Tuesday, August 18, 2009

The Need to Interpret

Chapter 1 Notes from How to Read the Bible for All Its Worth

The Need to Interpret
Some people will often remark, "You don't have to interpret the Bible; just read it and do what is says!" Though there is some truth to that statement, as generally most people don't have trouble understanding Biblical principles, but instead struggle with putting it into practice. However, that statement is also false, as you often can't take the Bible at face value.

- The aim of good interpretation is not uniqueness, as unique interpretations are often wrong. Instead the aim is simple, to interpret the plain meaning of the text.

- The problem with us as readers is that we tend to believe our understanding is the same thing as the Holy Spirit/author's intent. However, everyone brings to the text all that they are, with their past knowledge, experience, culture, and so forth. So, whether people like it or not, they are always in the process of interpreting.

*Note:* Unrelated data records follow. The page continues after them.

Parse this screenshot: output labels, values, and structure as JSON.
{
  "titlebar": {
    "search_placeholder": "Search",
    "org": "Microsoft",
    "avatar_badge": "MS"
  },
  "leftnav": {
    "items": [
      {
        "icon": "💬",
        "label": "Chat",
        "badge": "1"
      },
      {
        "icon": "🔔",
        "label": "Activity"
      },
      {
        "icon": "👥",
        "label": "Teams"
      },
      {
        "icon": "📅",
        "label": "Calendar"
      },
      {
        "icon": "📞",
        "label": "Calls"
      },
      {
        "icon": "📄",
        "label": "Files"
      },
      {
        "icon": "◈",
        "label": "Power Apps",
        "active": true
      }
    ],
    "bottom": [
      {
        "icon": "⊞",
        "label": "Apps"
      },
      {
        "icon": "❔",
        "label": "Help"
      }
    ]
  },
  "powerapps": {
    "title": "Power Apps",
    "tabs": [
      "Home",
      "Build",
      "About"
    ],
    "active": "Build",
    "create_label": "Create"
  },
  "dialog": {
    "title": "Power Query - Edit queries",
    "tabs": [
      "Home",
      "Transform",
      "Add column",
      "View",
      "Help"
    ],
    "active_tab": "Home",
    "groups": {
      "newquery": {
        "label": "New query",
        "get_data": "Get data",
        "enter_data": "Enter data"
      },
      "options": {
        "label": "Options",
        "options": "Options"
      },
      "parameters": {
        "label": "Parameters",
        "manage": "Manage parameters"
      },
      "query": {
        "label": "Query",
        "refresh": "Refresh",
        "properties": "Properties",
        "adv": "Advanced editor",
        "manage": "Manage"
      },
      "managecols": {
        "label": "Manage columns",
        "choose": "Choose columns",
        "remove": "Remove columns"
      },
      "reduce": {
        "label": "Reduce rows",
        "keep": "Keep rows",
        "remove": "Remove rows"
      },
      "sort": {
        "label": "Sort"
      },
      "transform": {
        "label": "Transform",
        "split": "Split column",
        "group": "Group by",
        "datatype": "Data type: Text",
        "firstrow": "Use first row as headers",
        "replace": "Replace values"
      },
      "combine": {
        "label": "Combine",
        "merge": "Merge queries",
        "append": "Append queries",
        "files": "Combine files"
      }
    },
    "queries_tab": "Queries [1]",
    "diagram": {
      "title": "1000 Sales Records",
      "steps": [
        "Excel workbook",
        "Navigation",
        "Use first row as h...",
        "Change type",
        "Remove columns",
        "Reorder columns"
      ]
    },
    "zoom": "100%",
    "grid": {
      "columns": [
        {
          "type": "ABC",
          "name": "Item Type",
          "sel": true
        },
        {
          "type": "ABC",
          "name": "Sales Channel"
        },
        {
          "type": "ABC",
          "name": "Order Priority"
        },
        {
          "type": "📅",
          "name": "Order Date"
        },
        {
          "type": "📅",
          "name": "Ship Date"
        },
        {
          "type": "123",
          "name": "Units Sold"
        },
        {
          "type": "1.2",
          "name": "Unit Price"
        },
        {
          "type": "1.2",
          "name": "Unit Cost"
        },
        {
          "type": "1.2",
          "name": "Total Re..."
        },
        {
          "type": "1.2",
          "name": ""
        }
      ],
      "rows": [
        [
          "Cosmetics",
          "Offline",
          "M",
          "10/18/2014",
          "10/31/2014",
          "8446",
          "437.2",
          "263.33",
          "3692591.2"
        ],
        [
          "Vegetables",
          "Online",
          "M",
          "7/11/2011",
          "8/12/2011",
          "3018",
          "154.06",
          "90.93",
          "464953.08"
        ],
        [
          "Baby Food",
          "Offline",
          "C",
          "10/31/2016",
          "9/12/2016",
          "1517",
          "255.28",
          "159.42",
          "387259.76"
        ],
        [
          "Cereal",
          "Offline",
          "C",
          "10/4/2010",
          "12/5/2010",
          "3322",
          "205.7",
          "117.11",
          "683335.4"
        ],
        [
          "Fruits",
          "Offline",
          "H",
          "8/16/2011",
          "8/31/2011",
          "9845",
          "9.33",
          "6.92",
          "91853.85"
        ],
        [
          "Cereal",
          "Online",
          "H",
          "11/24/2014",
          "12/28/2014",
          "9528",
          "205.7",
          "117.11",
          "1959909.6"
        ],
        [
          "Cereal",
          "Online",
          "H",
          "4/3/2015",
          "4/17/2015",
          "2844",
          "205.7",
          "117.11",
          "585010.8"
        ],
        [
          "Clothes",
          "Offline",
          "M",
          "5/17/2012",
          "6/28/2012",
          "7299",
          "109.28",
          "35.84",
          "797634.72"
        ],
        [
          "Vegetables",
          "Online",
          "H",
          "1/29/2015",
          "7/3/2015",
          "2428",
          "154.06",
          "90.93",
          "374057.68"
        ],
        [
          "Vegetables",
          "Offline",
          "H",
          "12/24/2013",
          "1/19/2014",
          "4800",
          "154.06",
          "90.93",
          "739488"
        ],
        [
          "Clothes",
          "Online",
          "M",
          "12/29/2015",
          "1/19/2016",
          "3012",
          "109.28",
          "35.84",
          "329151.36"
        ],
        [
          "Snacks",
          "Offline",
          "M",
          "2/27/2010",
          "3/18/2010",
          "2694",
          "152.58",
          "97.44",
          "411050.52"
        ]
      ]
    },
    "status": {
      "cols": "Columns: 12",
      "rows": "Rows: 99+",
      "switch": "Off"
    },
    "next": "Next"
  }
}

- Your Bible, whatever translation you use, as your BEGINNING point is actually the END RESULT of much scholarly work

- People can often interpret the "plain meaning" of the text to simply be what they desire that meaning to be, in order to justify or support their ideas

- The antidote to bad interpretation is not no interpretation, but good interpretation

- Much like the nature of Christ, the nature is Scripture is both human and divine - it has eternal relevance yet is given at a specific time, so it has historical particularity (conditioned by language, culture, and time of origin).

Step 1 - Exegesis
Exegesis - the careful, systematic study of the Scripture to discover the original, intended meaning (to hear what the original hearers heard)

-To make a text mean something God did not intend is to abuse the text, not use it.

-Good exegesis is to learn to read the text carefully and to ask the right questions of the text.

-Keys for good questions: context and content

Historical context - time, culture, politics, etc., figuring out the occasion an purpose of text
Literary context - placement in text, how it fits with the overall point of arguement
Content - definitions of words, grammatical relationships, etc.

Step 2 - Hermeneutics
Hermeneutics - how to apply these biblical principles to daily life today (how's does this apply to me?)